Maria Anders est une comédienne internationale. Dans le train qui l’emmène à Zurich, avec Valentine son assistante (Kristen Stewart), elle apprend la mort du dramaturge Wilhem Melchior. Elle allait justement recevoir un prix qui lui était décerné avant de le rejoindre chez lui près de Sils Maria en Engadine. Jeune comédienne, elle avait été révélée dans une de ses pièces Un jeune metteur en scène qui l’admire se propose de remonter la pièce. Maria se retire avec son assistante au pied du col de la Maloya pour apprendre son rôle. Valentine lui donne la réplique, arpente la montagne et les deux femmes se confondent dans un écho troublant avec celles des personnages de la pièce.

Juliette Binoche : ‘Un personnage peut être faux. Quand un écrivain écrit, il doit être vrai. Ça demande un travail d’être vrai. L’acteur ne sait pas et les choses viennent en ne sachant pas. Parfois cela demande du défrichage, enlever des idées préconçues. On protège des parties de soi parce qu’on a peur d’être exposé. Il faut un certain accomplissement. On propose des choses au metteur en scène et cela peut apporter un changement. Le temps est tellement important et les univers très variés.’

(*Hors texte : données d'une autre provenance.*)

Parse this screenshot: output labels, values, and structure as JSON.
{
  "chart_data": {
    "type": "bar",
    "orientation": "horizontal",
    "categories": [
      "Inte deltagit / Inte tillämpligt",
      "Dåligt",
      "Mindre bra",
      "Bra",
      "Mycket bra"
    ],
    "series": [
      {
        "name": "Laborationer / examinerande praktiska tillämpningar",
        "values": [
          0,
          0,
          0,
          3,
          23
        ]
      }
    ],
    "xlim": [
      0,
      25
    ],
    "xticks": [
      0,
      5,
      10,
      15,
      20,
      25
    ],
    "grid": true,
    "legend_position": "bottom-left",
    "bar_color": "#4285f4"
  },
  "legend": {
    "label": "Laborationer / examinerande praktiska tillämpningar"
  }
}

Passer d’un réalisateur à l’autre de Ruffio à Carax

Juliette Binoche : La vie est faite de plein de surprises. J’aime aller vers des univers différents. C’est se confronter à une autre partie de soi. J’aime la tragédie, car on est dans de vraies questions. La tragédie permet de séparer le cinéma de notre vie. J’ai fait un film avec John Boorman et je me suis dit, ‘c’est raté’. On ne faisait qu’une prise et je ne le voyais jamais. Il était très loin du combo. Je lui propose de dîner avec lui. Il s’est peu à peu rapproché de la caméra et dans certains cas, il a fait plusieurs prises.

L’harmonie et le lien avec le réalisateur

‘Il faut un paysage intérieur. Le lien il faut le vivre. Tu dois être prêt tellement rapidement ; tu n’as pas le temps de réfléchir. C’est la préparation qui est mystérieuse.

‘Être actrice ? Être seule au regard des autres, ça force à être vrai, à grandir ; qu’est-ce que c’est que l’orgueil ? De jouer et de se sentir nulle. On est forcément obligé de devenir humble. L’inconnu nous pousse à grandir et à nous transformer. C’est valable pour tous les autres arts, car être vrai ça se voit. L’homme sur terre a le devoir de se tourner vers ses émotions. On produit des émotions pour le spectateur ; à lui d’en faire quelque chose.

Le film, c’est une synergie entre plein de choses. Je préfère le mot incarnation au mot interprétation.’